Readers may recall that the Natural Resources Defense Council (NRDC) challenged EPA’s conditional registration of HeiQ AGS-20 and AGS-20 U, pesticide products that EPA determined contain nanosilver. As reported in our November 12, 2013, blog item, a panel of the U.S. Court of Appeals for the Ninth Circuit issued a decision granting in part and denying in part NRDC’s petition, finding that although EPA’s decision was supported by substantial evidence, EPA’s decision with respect to the specific issue addressed by the supplemental briefing was not supported by substantial evidence, vacating that part of the decision. Specifically, the court found that EPA did not follow its own “rule of decision,” under which “there is a risk concern requiring mitigation when the short- or intermediate-term [margin of exposure (MOE)] is less than or equal to 1,000.”

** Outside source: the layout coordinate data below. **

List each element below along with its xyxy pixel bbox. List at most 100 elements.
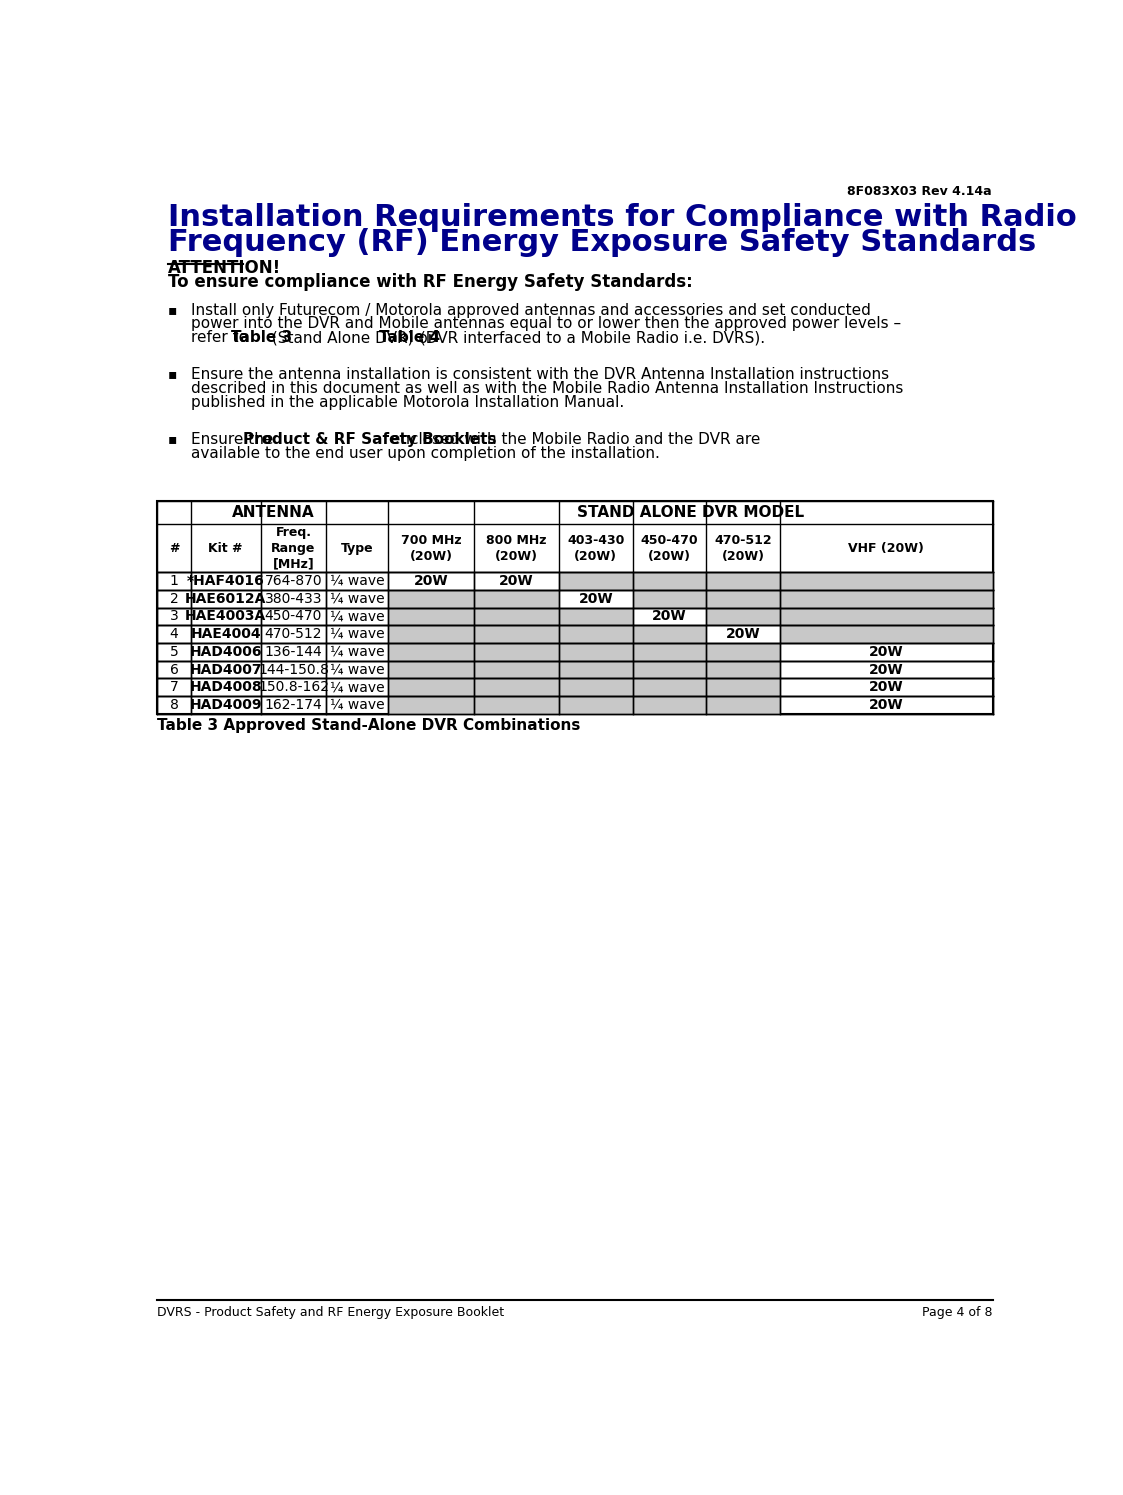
Text: ¼ wave: ¼ wave bbox=[330, 610, 385, 623]
Text: 20W: 20W bbox=[413, 574, 448, 588]
Text: 764-870: 764-870 bbox=[265, 574, 322, 588]
Text: 403-430
(20W): 403-430 (20W) bbox=[567, 534, 624, 562]
Text: ANTENNA: ANTENNA bbox=[231, 505, 314, 520]
Text: 136-144: 136-144 bbox=[265, 644, 322, 659]
Bar bbox=[389, 643, 474, 661]
Bar bbox=[706, 697, 779, 713]
Text: 4: 4 bbox=[170, 626, 179, 641]
Text: ATTENTION!: ATTENTION! bbox=[167, 259, 281, 277]
Bar bbox=[632, 625, 706, 643]
Bar bbox=[559, 607, 632, 625]
Text: 20W: 20W bbox=[499, 574, 533, 588]
Bar bbox=[559, 661, 632, 679]
Text: described in this document as well as with the Mobile Radio Antenna Installation: described in this document as well as wi… bbox=[191, 381, 903, 396]
Text: ▪: ▪ bbox=[167, 368, 177, 381]
Text: HAE4004: HAE4004 bbox=[190, 626, 261, 641]
Text: ¼ wave: ¼ wave bbox=[330, 698, 385, 712]
Bar bbox=[474, 625, 559, 643]
Bar bbox=[706, 643, 779, 661]
Text: available to the end user upon completion of the installation.: available to the end user upon completio… bbox=[191, 446, 659, 460]
Text: power into the DVR and Mobile antennas equal to or lower then the approved power: power into the DVR and Mobile antennas e… bbox=[191, 317, 901, 332]
Text: STAND ALONE DVR MODEL: STAND ALONE DVR MODEL bbox=[577, 505, 804, 520]
Bar bbox=[389, 591, 474, 607]
Text: ¼ wave: ¼ wave bbox=[330, 644, 385, 659]
Text: 20W: 20W bbox=[578, 592, 613, 605]
Text: 450-470: 450-470 bbox=[265, 610, 322, 623]
Text: ¼ wave: ¼ wave bbox=[330, 592, 385, 605]
Text: 7: 7 bbox=[170, 680, 179, 694]
Text: HAD4007: HAD4007 bbox=[190, 662, 262, 677]
Text: 1: 1 bbox=[170, 574, 179, 588]
Text: 380-433: 380-433 bbox=[265, 592, 322, 605]
Text: #: # bbox=[168, 541, 180, 555]
Text: 20W: 20W bbox=[869, 680, 904, 694]
Text: HAD4009: HAD4009 bbox=[190, 698, 262, 712]
Bar bbox=[474, 697, 559, 713]
Text: Installation Requirements for Compliance with Radio: Installation Requirements for Compliance… bbox=[167, 202, 1076, 232]
Bar bbox=[632, 661, 706, 679]
Bar bbox=[559, 573, 632, 591]
Text: Frequency (RF) Energy Exposure Safety Standards: Frequency (RF) Energy Exposure Safety St… bbox=[167, 227, 1035, 257]
Text: 800 MHz
(20W): 800 MHz (20W) bbox=[486, 534, 547, 562]
Text: 20W: 20W bbox=[725, 626, 760, 641]
Bar bbox=[389, 625, 474, 643]
Text: Freq.
Range
[MHz]: Freq. Range [MHz] bbox=[272, 526, 316, 571]
Bar bbox=[157, 501, 993, 713]
Text: VHF (20W): VHF (20W) bbox=[848, 541, 924, 555]
Text: ▪: ▪ bbox=[167, 302, 177, 317]
Text: Table 3: Table 3 bbox=[231, 330, 292, 345]
Text: ¼ wave: ¼ wave bbox=[330, 680, 385, 694]
Text: 144-150.8: 144-150.8 bbox=[258, 662, 329, 677]
Text: Type: Type bbox=[341, 541, 374, 555]
Bar bbox=[706, 679, 779, 697]
Bar bbox=[632, 679, 706, 697]
Text: 3: 3 bbox=[170, 610, 179, 623]
Text: Table 3 Approved Stand-Alone DVR Combinations: Table 3 Approved Stand-Alone DVR Combina… bbox=[157, 719, 581, 734]
Text: DVRS - Product Safety and RF Energy Exposure Booklet: DVRS - Product Safety and RF Energy Expo… bbox=[157, 1307, 504, 1319]
Text: 470-512: 470-512 bbox=[265, 626, 322, 641]
Text: 2: 2 bbox=[170, 592, 179, 605]
Text: 8: 8 bbox=[170, 698, 179, 712]
Text: HAE4003A: HAE4003A bbox=[185, 610, 266, 623]
Bar bbox=[706, 661, 779, 679]
Bar bbox=[706, 591, 779, 607]
Text: Table 4: Table 4 bbox=[380, 330, 440, 345]
Bar bbox=[559, 697, 632, 713]
Text: 6: 6 bbox=[170, 662, 179, 677]
Bar bbox=[559, 643, 632, 661]
Text: Page 4 of 8: Page 4 of 8 bbox=[922, 1307, 993, 1319]
Text: ¼ wave: ¼ wave bbox=[330, 662, 385, 677]
Bar bbox=[389, 661, 474, 679]
Text: HAE6012A: HAE6012A bbox=[185, 592, 266, 605]
Bar bbox=[474, 679, 559, 697]
Text: 8F083X03 Rev 4.14a: 8F083X03 Rev 4.14a bbox=[847, 185, 992, 197]
Bar bbox=[779, 607, 993, 625]
Bar bbox=[632, 573, 706, 591]
Text: 20W: 20W bbox=[869, 662, 904, 677]
Bar bbox=[706, 573, 779, 591]
Bar bbox=[779, 625, 993, 643]
Text: Product & RF Safety Booklets: Product & RF Safety Booklets bbox=[244, 432, 497, 447]
Bar bbox=[389, 679, 474, 697]
Text: HAD4008: HAD4008 bbox=[190, 680, 262, 694]
Text: *HAF4016: *HAF4016 bbox=[186, 574, 265, 588]
Text: (DVR interfaced to a Mobile Radio i.e. DVRS).: (DVR interfaced to a Mobile Radio i.e. D… bbox=[414, 330, 765, 345]
Text: ¼ wave: ¼ wave bbox=[330, 626, 385, 641]
Text: Install only Futurecom / Motorola approved antennas and accessories and set cond: Install only Futurecom / Motorola approv… bbox=[191, 302, 870, 317]
Bar bbox=[474, 607, 559, 625]
Text: 700 MHz
(20W): 700 MHz (20W) bbox=[401, 534, 462, 562]
Text: 20W: 20W bbox=[652, 610, 686, 623]
Text: 450-470
(20W): 450-470 (20W) bbox=[640, 534, 699, 562]
Text: published in the applicable Motorola Installation Manual.: published in the applicable Motorola Ins… bbox=[191, 395, 624, 410]
Text: Ensure the antenna installation is consistent with the DVR Antenna Installation : Ensure the antenna installation is consi… bbox=[191, 368, 889, 383]
Text: HAD4006: HAD4006 bbox=[190, 644, 262, 659]
Bar bbox=[779, 591, 993, 607]
Bar bbox=[474, 643, 559, 661]
Text: Kit #: Kit # bbox=[209, 541, 243, 555]
Bar bbox=[632, 591, 706, 607]
Text: 150.8-162: 150.8-162 bbox=[258, 680, 329, 694]
Bar bbox=[559, 679, 632, 697]
Bar bbox=[779, 573, 993, 591]
Text: enclosed with the Mobile Radio and the DVR are: enclosed with the Mobile Radio and the D… bbox=[386, 432, 760, 447]
Bar bbox=[559, 625, 632, 643]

On May 30, 2017, the U.S. Court of Appeals for the Ninth Circuit responded to two petitions for review of EPA’s conditional registration of a nanosilver pesticide product and vacated the conditional registration. NRDC v. EPA, No. 15-72308. NRDC, as well as the Center for Food Safety (CFS) and the International Center for Technology Assessment (ICTA), filed petitions in 2015 asking the court to set aside EPA’s final order granting a conditional registration for a nanosilver-containing antimicrobial pesticide product named NSPW-L30SS (NSPW). The court vacated the conditional registration because, according to the court, “EPA failed to support its finding that NSPW was in the public interest.” More information is available in our May 31, 2017, blog item.

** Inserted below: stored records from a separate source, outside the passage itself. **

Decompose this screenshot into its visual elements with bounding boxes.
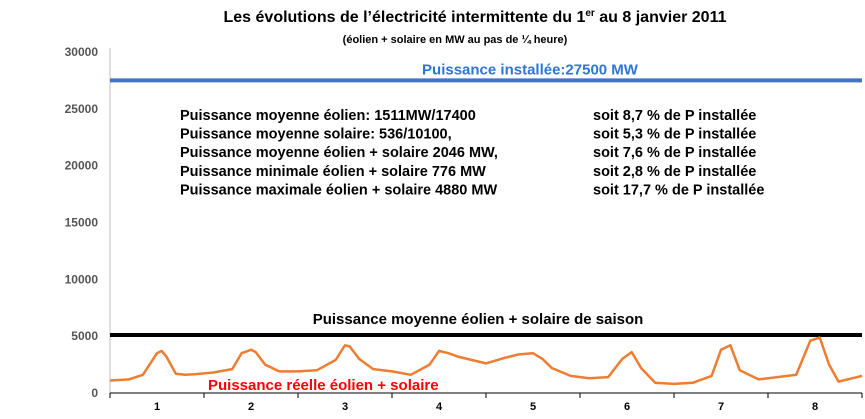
y-tick-label: 15000 (65, 216, 99, 230)
reference-lines (110, 78, 862, 338)
stat-label: Puissance moyenne éolien + solaire 2046 … (180, 145, 498, 161)
x-tick-label: 7 (718, 401, 724, 413)
y-tick-label: 5000 (71, 329, 98, 343)
actual-power-label: Puissance réelle éolien + solaire (208, 377, 439, 394)
stat-share: soit 17,7 % de P installée (593, 182, 764, 198)
x-tick-label: 3 (342, 401, 348, 413)
y-tick-label: 10000 (65, 272, 99, 286)
y-tick-label: 0 (91, 386, 98, 400)
stat-label: Puissance moyenne solaire: 536/10100, (180, 127, 452, 143)
chart-title: Les évolutions de l’électricité intermit… (224, 8, 727, 26)
x-tick-label: 8 (812, 401, 818, 413)
stat-label: Puissance maximale éolien + solaire 4880… (180, 182, 497, 198)
stat-share: soit 7,6 % de P installée (593, 145, 756, 161)
x-tick-label: 4 (436, 401, 443, 413)
x-tick-label: 1 (154, 401, 160, 413)
annotation-block: Puissance moyenne éolien: 1511MW/17400 so… (180, 108, 764, 198)
x-tick-label: 2 (248, 401, 254, 413)
x-tick-label: 6 (624, 401, 630, 413)
chart-subtitle: (éolien + solaire en MW au pas de ¼ heur… (343, 34, 568, 46)
y-tick-label: 20000 (65, 159, 99, 173)
stat-share: soit 8,7 % de P installée (593, 108, 756, 124)
x-axis: 1 2 3 4 5 6 7 8 (109, 392, 863, 413)
series-line-actual-power (109, 336, 863, 386)
installed-capacity-label: Puissance installée:27500 MW (422, 61, 639, 78)
series-layer (109, 336, 863, 386)
stat-share: soit 5,3 % de P installée (593, 127, 756, 143)
y-tick-label: 25000 (65, 102, 99, 116)
stat-share: soit 2,8 % de P installée (593, 164, 756, 180)
seasonal-average-label: Puissance moyenne éolien + solaire de sa… (313, 311, 644, 328)
x-tick-label: 5 (530, 401, 536, 413)
stat-label: Puissance moyenne éolien: 1511MW/17400 (180, 108, 476, 124)
stat-label: Puissance minimale éolien + solaire 776 … (180, 164, 486, 180)
y-axis: 0 5000 10000 15000 20000 25000 30000 (65, 45, 111, 400)
y-tick-label: 30000 (65, 45, 99, 59)
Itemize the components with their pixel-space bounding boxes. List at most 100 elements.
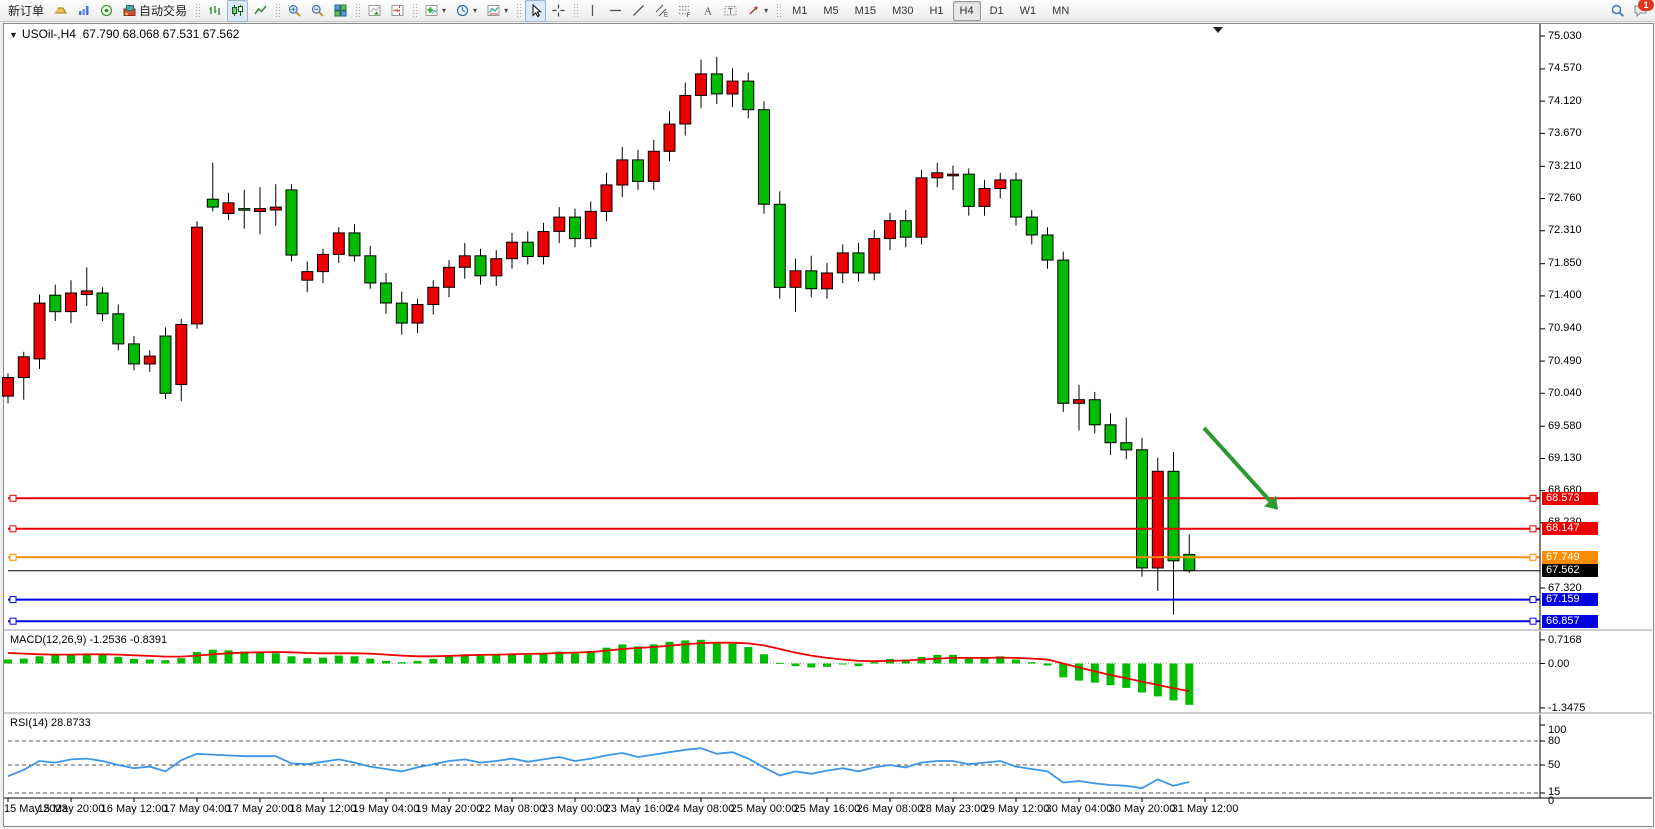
new-order-button[interactable]: 新订单: [4, 0, 48, 22]
cursor-icon: [529, 4, 542, 17]
equidistant-channel-icon: E: [655, 4, 668, 17]
symbol-period-label: USOil-,H4: [21, 27, 76, 41]
bars-chart-button[interactable]: [204, 0, 225, 22]
price-tick-label: 74.120: [1548, 95, 1582, 107]
toolbar-grip[interactable]: [275, 3, 281, 18]
rsi-axis-label: 80: [1548, 735, 1561, 747]
zoom-in-button[interactable]: [284, 0, 305, 22]
price-tick-label: 69.130: [1548, 452, 1582, 464]
toolbar-grip[interactable]: [573, 3, 579, 18]
price-tick-label: 70.490: [1548, 355, 1582, 367]
arrows-button[interactable]: ▾: [743, 0, 772, 22]
search-button[interactable]: [1607, 0, 1628, 22]
chart-shift-button[interactable]: [387, 0, 408, 22]
price-tick-label: 75.030: [1548, 30, 1582, 42]
toolbar-grip[interactable]: [355, 3, 361, 18]
chevron-down-icon: ▾: [764, 6, 769, 15]
bars-chart-icon: [208, 4, 221, 17]
time-axis-label: 16 May 12:00: [100, 803, 168, 815]
cursor-button[interactable]: [525, 0, 547, 22]
timeframe-button-w1[interactable]: W1: [1019, 4, 1037, 17]
horizontal-line-button[interactable]: [605, 0, 626, 22]
timeframe-button-h4[interactable]: H4: [952, 0, 981, 21]
rsi-indicator-label: RSI(14) 28.8733: [10, 717, 91, 729]
equidistant-channel-button[interactable]: E: [651, 0, 672, 22]
autotrading-button[interactable]: 自动交易: [119, 0, 191, 22]
arrows-icon: [747, 4, 760, 17]
chevron-down-icon: ▾: [442, 6, 447, 15]
candlestick-chart-button[interactable]: [227, 0, 249, 22]
text-button[interactable]: A: [697, 0, 718, 22]
toolbar: 新订单 自动交易 ▾ ▾ ▾ E F A T ▾ M1 M5 M15 M30 H1 H4 D1 W1 MN 1: [0, 0, 1655, 22]
time-axis-label: 23 May 00:00: [541, 803, 609, 815]
templates-button[interactable]: ▾: [483, 0, 512, 22]
hline-price-label: 68.147: [1542, 522, 1598, 535]
timeframe-button-d1[interactable]: D1: [989, 4, 1004, 17]
crosshair-icon: [552, 4, 565, 17]
vertical-line-button[interactable]: [582, 0, 603, 22]
time-axis-label: 19 May 20:00: [415, 803, 483, 815]
time-axis-label: 17 May 04:00: [163, 803, 231, 815]
trendline-icon: [632, 4, 645, 17]
indicators-button[interactable]: ▾: [421, 0, 450, 22]
current-price-label: 67.562: [1542, 564, 1598, 577]
toolbar-button-label: 自动交易: [139, 4, 188, 18]
chart-shift-icon: [391, 4, 404, 17]
fibonacci-button[interactable]: F: [674, 0, 695, 22]
line-chart-button[interactable]: [250, 0, 271, 22]
svg-text:F: F: [687, 13, 691, 17]
time-axis-label: 24 May 08:00: [667, 803, 735, 815]
zoom-out-button[interactable]: [307, 0, 328, 22]
timeframe-button-m15[interactable]: M15: [854, 4, 877, 17]
time-axis-label: 15 May 20:00: [37, 803, 105, 815]
text-label-button[interactable]: T: [720, 0, 741, 22]
timeframe-button-h1[interactable]: H1: [929, 4, 944, 17]
horizontal-line-icon: [609, 4, 622, 17]
price-tick-label: 70.040: [1548, 387, 1582, 399]
price-tick-label: 69.580: [1548, 420, 1582, 432]
chat-button[interactable]: 1: [1630, 0, 1654, 22]
text-label-icon: T: [724, 4, 737, 17]
signal-icon: [100, 4, 113, 17]
toolbar-grip[interactable]: [516, 3, 522, 18]
chart-window: [3, 23, 1654, 827]
svg-text:E: E: [664, 13, 668, 18]
toolbar-button-label: 新订单: [8, 4, 45, 18]
candlestick-chart-icon: [231, 4, 244, 17]
periods-button[interactable]: ▾: [452, 0, 481, 22]
svg-text:T: T: [728, 7, 733, 16]
timeframe-button-m1[interactable]: M1: [792, 4, 808, 17]
rsi-axis-label: 0: [1548, 795, 1555, 807]
text-icon: A: [701, 4, 714, 18]
auto-scroll-icon: [368, 4, 381, 17]
time-axis-label: 22 May 08:00: [478, 803, 546, 815]
trendline-button[interactable]: [628, 0, 649, 22]
timeframe-button-m5[interactable]: M5: [823, 4, 839, 17]
toolbar-grip[interactable]: [412, 3, 418, 18]
price-tick-label: 72.310: [1548, 224, 1582, 236]
toolbar-grip[interactable]: [195, 3, 201, 18]
notification-badge: 1: [1638, 0, 1654, 11]
toolbar-grip[interactable]: [776, 3, 782, 18]
gold-bar-button[interactable]: [50, 0, 71, 22]
market-watch-button[interactable]: [73, 0, 94, 22]
price-tick-label: 74.570: [1548, 62, 1582, 74]
vertical-line-icon: [586, 4, 599, 17]
time-axis-label: 15 May 2023: [4, 803, 68, 815]
price-tick-label: 67.320: [1548, 582, 1582, 594]
line-chart-icon: [254, 4, 267, 17]
tile-windows-button[interactable]: [330, 0, 351, 22]
macd-indicator-label: MACD(12,26,9) -1.2536 -0.8391: [10, 634, 168, 646]
price-tick-label: 70.940: [1548, 322, 1582, 334]
macd-axis-label: -1.3475: [1548, 702, 1586, 714]
autotrading-icon: [123, 4, 136, 17]
signal-button[interactable]: [96, 0, 117, 22]
macd-axis-label: 0.00: [1548, 658, 1570, 670]
hline-price-label: 67.749: [1542, 551, 1598, 564]
timeframe-button-mn[interactable]: MN: [1052, 4, 1070, 17]
crosshair-button[interactable]: [548, 0, 569, 22]
macd-axis-label: 0.7168: [1548, 634, 1582, 646]
timeframe-button-m30[interactable]: M30: [892, 4, 914, 17]
auto-scroll-button[interactable]: [364, 0, 385, 22]
one-click-trading-collapse-icon[interactable]: ▼: [9, 30, 18, 40]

In 2020, EPA announced that it registered NSPW Nanosilver as a new active ingredient that helps suppress odor-causing bacteria, and algae, fungus, mold, and mildew that can cause deterioration or staining in textiles. EPA noted that NSPW Nanosilver is registered only for use in specified textiles, including fabrics, sportswear, footwear, linens, and awnings. Although NSPW Nanosilver is the same active ingredient in the 2015 conditional registration challenged by NRDC, CFS, and ICTA, EPA stated that the 2020 registration has a modified use pattern that is expected to limit exposures compared to the previous conditional registration. According to EPA, additional data were submitted and reviewed to update the risk assessment for NSPW Nanosilver, allowing for an unconditional registration. More information is available in our July 2, 2020, blog item.